The significant comparable result on the inhibition of E.coli by T4 supernatant and Tetracycline denotes the strong antibiotic potential against gram negative bacteria. Also, it suggests that the cell free supernatant contains compound or peptide which is excreted by bacteria extracellularly.
Figure 1
Zone of inhibition against E. coli by Bacterial Cell free Supernatant (T1, T2, T3, T4,T5, T6, T7) Negative Control(T0) and Positive Control (T+)
Figure 2
Zone of inhibition against B. subtilis by Bacterial Cell-free Supernatant (T1, T2, T3, T4, T5, T6, T7) Negative Control (T0) and Positive Control (T+)
Inhibitory potential cell free supernatant of seven isolates against B. subtilis
Figure 2 shows the zone of inhibition of seven isolates against B. subtilis. T4 and T+ (positive control) inhibit B. subtilis with mean diameter of 27mm and 24.66mm respectively. Mean comparison reveals that T4 is more effective than T+ in inhibiting B. subtilis, indicating the T4 supernatant contains a compound or antimicrobial peptide that is effective in inhibiting B. subtilis. T0(negative control) T1, T2, T3, T5, T6 and T7 did not inhibit B. subtilis with a mean diameter of zero(0 mm).18
The significantly higher potential of T4 to inhibit B. subtilis compared to the positive control (Tetracycline) signifies a potentially effective antimicrobial compound/peptide produced by the root-associated bacteria (T4).
Inhibitory potential of cell free supernatant of seven isolates against S. aureus.
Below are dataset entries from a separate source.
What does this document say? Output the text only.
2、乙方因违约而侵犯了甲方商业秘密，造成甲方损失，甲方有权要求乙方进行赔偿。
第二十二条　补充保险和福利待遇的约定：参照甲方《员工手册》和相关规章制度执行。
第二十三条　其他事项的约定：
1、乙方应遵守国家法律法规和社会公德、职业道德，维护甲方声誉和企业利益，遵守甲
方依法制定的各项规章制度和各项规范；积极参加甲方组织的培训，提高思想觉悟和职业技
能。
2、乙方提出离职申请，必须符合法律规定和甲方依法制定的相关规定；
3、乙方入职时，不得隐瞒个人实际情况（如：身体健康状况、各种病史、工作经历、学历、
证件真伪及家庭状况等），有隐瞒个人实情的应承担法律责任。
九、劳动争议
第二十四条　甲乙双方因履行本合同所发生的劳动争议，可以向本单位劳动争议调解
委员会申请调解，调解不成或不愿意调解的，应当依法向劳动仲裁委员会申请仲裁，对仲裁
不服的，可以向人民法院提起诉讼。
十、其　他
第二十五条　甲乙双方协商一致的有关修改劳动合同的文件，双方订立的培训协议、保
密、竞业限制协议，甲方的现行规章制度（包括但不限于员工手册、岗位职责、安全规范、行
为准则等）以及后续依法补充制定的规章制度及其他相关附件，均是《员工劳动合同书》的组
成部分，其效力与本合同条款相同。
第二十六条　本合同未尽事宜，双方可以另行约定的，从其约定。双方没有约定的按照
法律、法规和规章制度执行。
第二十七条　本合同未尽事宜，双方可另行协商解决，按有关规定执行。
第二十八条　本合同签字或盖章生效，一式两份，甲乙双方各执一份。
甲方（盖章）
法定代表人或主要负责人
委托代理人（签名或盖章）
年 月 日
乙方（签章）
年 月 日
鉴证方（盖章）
S. aureus was not inhibited by the cell free-supernatant of T4 and as expected was inhibited by positive control with the mean diameter of 22mm. The non-inhibition against S. aureus suggests that the compound in T4 supernatant possesses specificity in terms of killing bacteria.
Molecular Identity of T4 bacteria based on 16S rRNA sequencing
Figure 4 presents the amplified 16S rRNA gene of the isolated bacteria with antibiotic potential. Sequence alignment (shown in Figure 4) results from BLAST nucleotide of NCBI revealed T4 bacteria has 99% similarity with Exiguobacterium acetylicum.
DISCUSSION
The antibiotic producing bacteria isolated from the root of water cabbage (Pistia stratioties) in this study was identified as Exiguobacterium acetylicum with 99% homology on the sequence available in the public domain. Exiguobacterium acetylicum is a gram- positive, yellow bacterium which was found to produce volatile compound (Kumar, 2008) as it showed inhibitory activity against E. coli and B. subtilis.
CONCLUSION
In this study, a potential antibiotic-producing root-associated bacteria was isolated from water cabbage, Exiguobacterium acetylicum. The cell-free supernatant from the isolate was found to inhibit the growth of E. coli and B. subtilis but not S. aureus. Since the used supernatant is cell-free it can be concluded that a substance is secreted by Exiguobacterium acetylicum on its extracellular environment.